In some ways the boats are quite simple, and yet they’re very complicated.
There are really a few elements of the boats: there are the bulkheads, the boards, the beams, and the wing, which is really no different than a monohull.
When you do the Version 5 boat, you load test the thing on the dock. When you do the multihull, you have the thing on the mooring, and you load test it on the mooring. Everything signs off, and you go sailing.
SW: Do you have strain alarms on these boats? Do you get used to those sounds?
TH: Ours are visual. It’s a green, yellow, and red. When you get amber, that’s when you know you have to unload the boat a little bit.
SW: How have you balanced your time between the AC72 and the AC45 over the past few months?
TH: At the end of the July we moved 100 people from Europe to San Francisco. So the month of August was set up to get ourselves moved continents. We trained for seven days prior to the first regatta, then did the regatta, since then we’ve had the 72 show up, and the guys have been working on it. But we’ve also been sailing. It’s one of those where you try to balance all of those and do the best you can with all of it. It’s not a perfect situation.
SW: Between the 45 and the 72?
TH: Yeah. You’d like to do them both better.
SW: But only one can win you the America’s Cup?
**SW: Artemis recently brought on board Nathan Outteridge. **
TH: It’s really, really good. I didn’t know Nathan before. But in a very short period of time we had two successful Olympians come into our team with Perce and Nathan.

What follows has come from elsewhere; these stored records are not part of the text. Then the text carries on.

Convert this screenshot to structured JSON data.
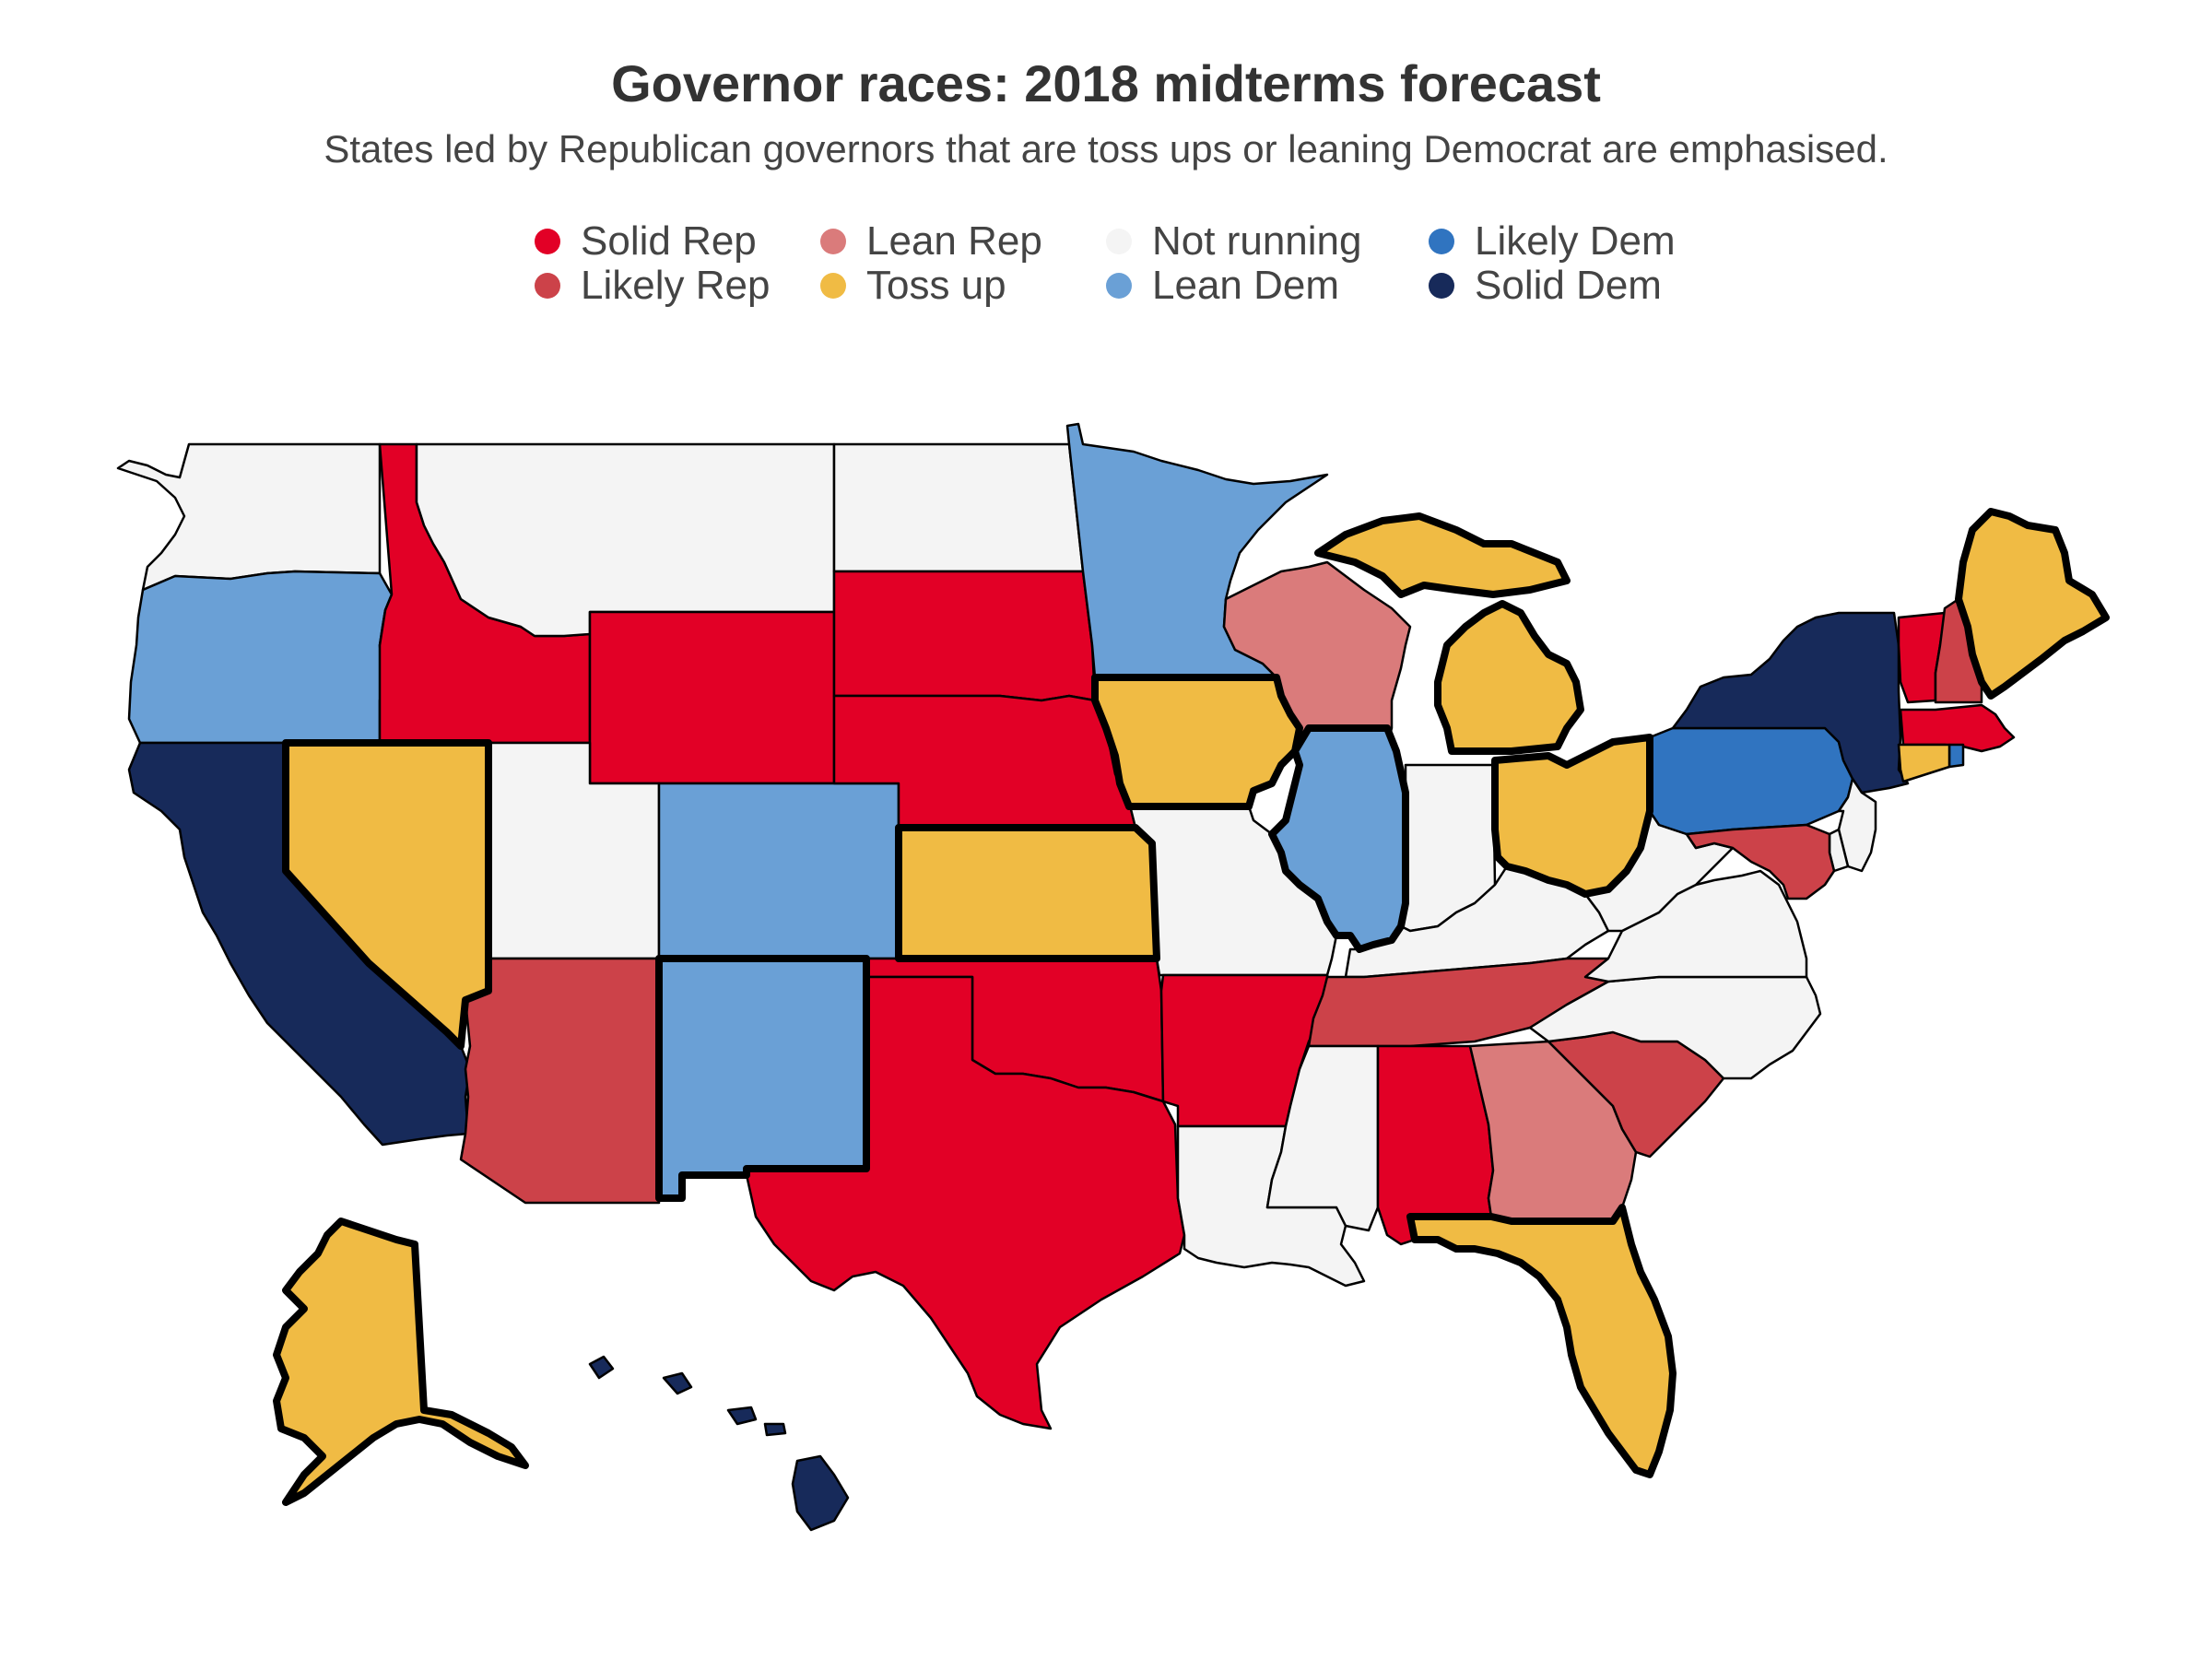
{
  "title": "Governor races: 2018 midterms forecast",
  "subtitle": "States led by Republican governors that are toss ups or leaning Democrat are emphasised.",
  "legend": [
    {
      "key": "solid_rep",
      "label": "Solid Rep",
      "color": "#e20026"
    },
    {
      "key": "likely_rep",
      "label": "Likely Rep",
      "color": "#cc4249"
    },
    {
      "key": "lean_rep",
      "label": "Lean Rep",
      "color": "#da7b7b"
    },
    {
      "key": "toss_up",
      "label": "Toss up",
      "color": "#f0bb44"
    },
    {
      "key": "not_running",
      "label": "Not running",
      "color": "#f4f4f4"
    },
    {
      "key": "lean_dem",
      "label": "Lean Dem",
      "color": "#6aa0d6"
    },
    {
      "key": "likely_dem",
      "label": "Likely Dem",
      "color": "#3074c0"
    },
    {
      "key": "solid_dem",
      "label": "Solid Dem",
      "color": "#172a5a"
    }
  ],
  "states": [
    {
      "code": "WA",
      "rating": "not_running"
    },
    {
      "code": "OR",
      "rating": "lean_dem"
    },
    {
      "code": "CA",
      "rating": "solid_dem"
    },
    {
      "code": "NV",
      "rating": "toss_up",
      "emphasised": true
    },
    {
      "code": "ID",
      "rating": "solid_rep"
    },
    {
      "code": "MT",
      "rating": "not_running"
    },
    {
      "code": "WY",
      "rating": "solid_rep"
    },
    {
      "code": "UT",
      "rating": "not_running"
    },
    {
      "code": "AZ",
      "rating": "likely_rep"
    },
    {
      "code": "CO",
      "rating": "lean_dem"
    },
    {
      "code": "NM",
      "rating": "lean_dem",
      "emphasised": true
    },
    {
      "code": "ND",
      "rating": "not_running"
    },
    {
      "code": "SD",
      "rating": "solid_rep"
    },
    {
      "code": "NE",
      "rating": "solid_rep"
    },
    {
      "code": "KS",
      "rating": "toss_up",
      "emphasised": true
    },
    {
      "code": "OK",
      "rating": "solid_rep"
    },
    {
      "code": "TX",
      "rating": "solid_rep"
    },
    {
      "code": "MN",
      "rating": "lean_dem"
    },
    {
      "code": "IA",
      "rating": "toss_up",
      "emphasised": true
    },
    {
      "code": "MO",
      "rating": "not_running"
    },
    {
      "code": "AR",
      "rating": "solid_rep"
    },
    {
      "code": "LA",
      "rating": "not_running"
    },
    {
      "code": "WI",
      "rating": "lean_rep"
    },
    {
      "code": "IL",
      "rating": "lean_dem",
      "emphasised": true
    },
    {
      "code": "MI",
      "rating": "toss_up",
      "emphasised": true
    },
    {
      "code": "IN",
      "rating": "not_running"
    },
    {
      "code": "OH",
      "rating": "toss_up",
      "emphasised": true
    },
    {
      "code": "KY",
      "rating": "not_running"
    },
    {
      "code": "TN",
      "rating": "likely_rep"
    },
    {
      "code": "MS",
      "rating": "not_running"
    },
    {
      "code": "AL",
      "rating": "solid_rep"
    },
    {
      "code": "GA",
      "rating": "lean_rep"
    },
    {
      "code": "FL",
      "rating": "toss_up",
      "emphasised": true
    },
    {
      "code": "SC",
      "rating": "likely_rep"
    },
    {
      "code": "NC",
      "rating": "not_running"
    },
    {
      "code": "VA",
      "rating": "not_running"
    },
    {
      "code": "WV",
      "rating": "not_running"
    },
    {
      "code": "PA",
      "rating": "likely_dem"
    },
    {
      "code": "NY",
      "rating": "solid_dem"
    },
    {
      "code": "VT",
      "rating": "solid_rep"
    },
    {
      "code": "NH",
      "rating": "likely_rep"
    },
    {
      "code": "ME",
      "rating": "toss_up",
      "emphasised": true
    },
    {
      "code": "MA",
      "rating": "solid_rep"
    },
    {
      "code": "RI",
      "rating": "likely_dem"
    },
    {
      "code": "CT",
      "rating": "toss_up"
    },
    {
      "code": "NJ",
      "rating": "not_running"
    },
    {
      "code": "DE",
      "rating": "not_running"
    },
    {
      "code": "MD",
      "rating": "likely_rep"
    },
    {
      "code": "AK",
      "rating": "toss_up",
      "emphasised": true
    },
    {
      "code": "HI",
      "rating": "solid_dem"
    }
  ]
}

It’s a really good opportunity for all of us. Clearly, Nathan with the Korean team had shown a really good ability in the fleet race to be smart and fast. He did a lot with a little there. So we’re hoping he can bring some of that to us. Our match racing has been really good but our fleet racing has been sub-standard. Having him here, and having Perce here, we have another really good opportunity to improve our team. And it’s also one of those that it would be irresponsible for the team to not have a suitable back up to my role.

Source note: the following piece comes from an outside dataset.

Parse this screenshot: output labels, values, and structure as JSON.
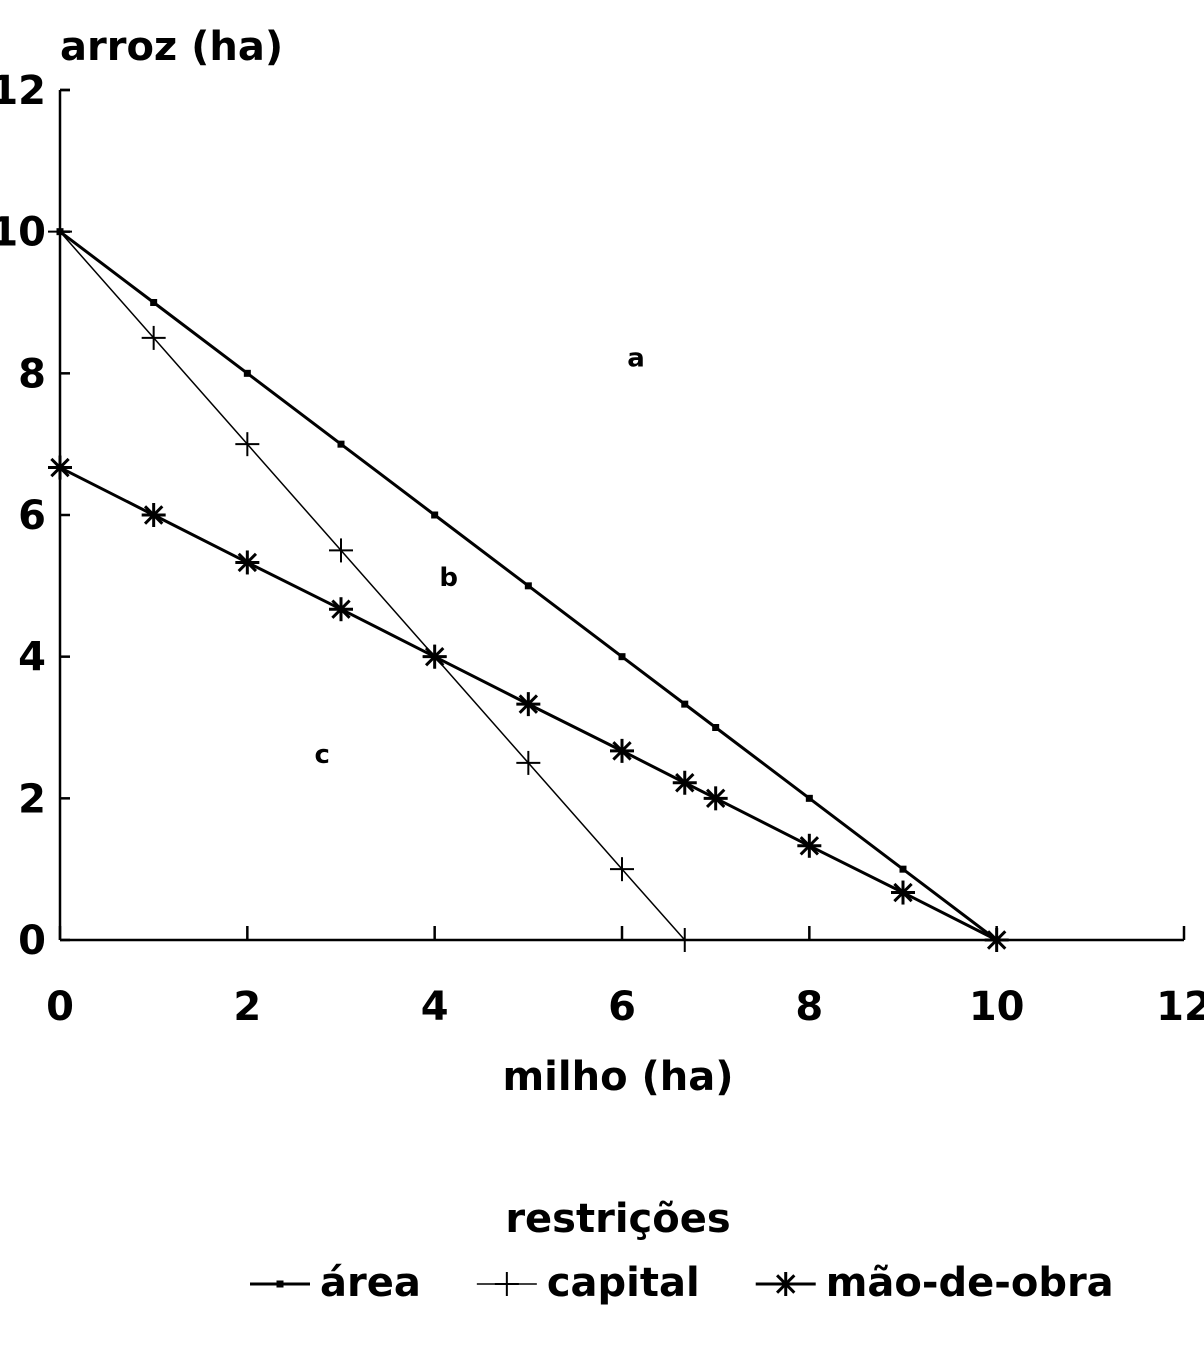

SW: Do you guys have a feel for the positions in the 72?
TH: It’s too early for us to do that because we haven’t been sailing on the boat. Everybody knows where they're roughly going to be. But the one thing about these boats is everybody on the boat is a jack of all trades sailor. Everybody is good to be able to cover their job and the job of the guy on either side of them.

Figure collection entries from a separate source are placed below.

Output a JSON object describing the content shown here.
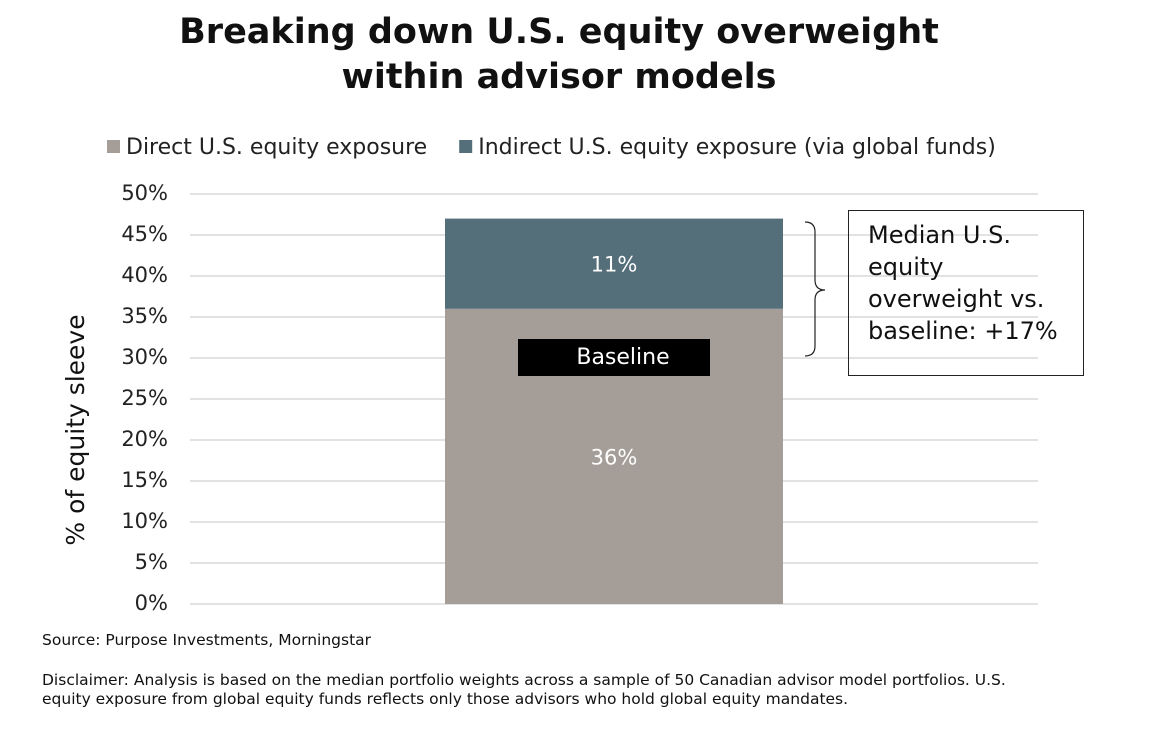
{
  "chart_data": {
    "type": "bar",
    "stacked": true,
    "title": "Breaking down U.S. equity overweight within advisor models",
    "ylabel": "% of equity sleeve",
    "categories": [
      null
    ],
    "series": [
      {
        "name": "Direct U.S. equity exposure",
        "color": "#a59e98",
        "values": [
          36
        ],
        "value_labels": [
          "36%"
        ]
      },
      {
        "name": "Indirect U.S. equity exposure (via global funds)",
        "color": "#546e7a",
        "values": [
          11
        ],
        "value_labels": [
          "11%"
        ]
      }
    ],
    "ylim": [
      0,
      50
    ],
    "yticks": [
      {
        "value": 0,
        "label": "0%"
      },
      {
        "value": 5,
        "label": "5%"
      },
      {
        "value": 10,
        "label": "10%"
      },
      {
        "value": 15,
        "label": "15%"
      },
      {
        "value": 20,
        "label": "20%"
      },
      {
        "value": 25,
        "label": "25%"
      },
      {
        "value": 30,
        "label": "30%"
      },
      {
        "value": 35,
        "label": "35%"
      },
      {
        "value": 40,
        "label": "40%"
      },
      {
        "value": 45,
        "label": "45%"
      },
      {
        "value": 50,
        "label": "50%"
      }
    ],
    "grid": true,
    "legend": "top",
    "baseline_label": "Baseline",
    "annotation": "Median U.S. equity overweight vs. baseline: +17%",
    "source": "Source: Purpose Investments, Morningstar",
    "disclaimer": "Disclaimer: Analysis is based on the median portfolio weights across a sample of 50 Canadian advisor model portfolios. U.S. equity exposure from global equity funds reflects only those advisors who hold global equity mandates."
  }
}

SW: You still have all of your 30 days of sailing time before Feb. 1. How do you manage using those over the next four months?
TH: As many and as often as we possibly can. We’ll go through a structural test on the boat and get through that, then we’ll start spending long days on the water just doing the best job we can developing in isolation. Which is always the trick. And hopefully we get some opportunities in there to go sailing with the defender. If we can get that, that gives both teams a good opportunity to test their gear against each other and make improvements. But that’s a long way off. Both teams need to be in a position to take some of that on. We have a couple of big fish to fry with our boat.
SW: A couple of months ago you expressed a level of anxiety about sailing this boat given the power, the wind in San Francisco, etc. Is that still there?
TH: I’m looking forward to it. Part of that comes out of just getting comfortable sailing in San Francisco Bay. We’ve had some great training over the past month and really good opportunities there. So developing comfort in the venue and the breezy conditions has been really, really good.
Just one thing [regarding any joint training] between us and Oracle. It would be disrespectful to them to imply that we’ve got anything lined up, because we don’t.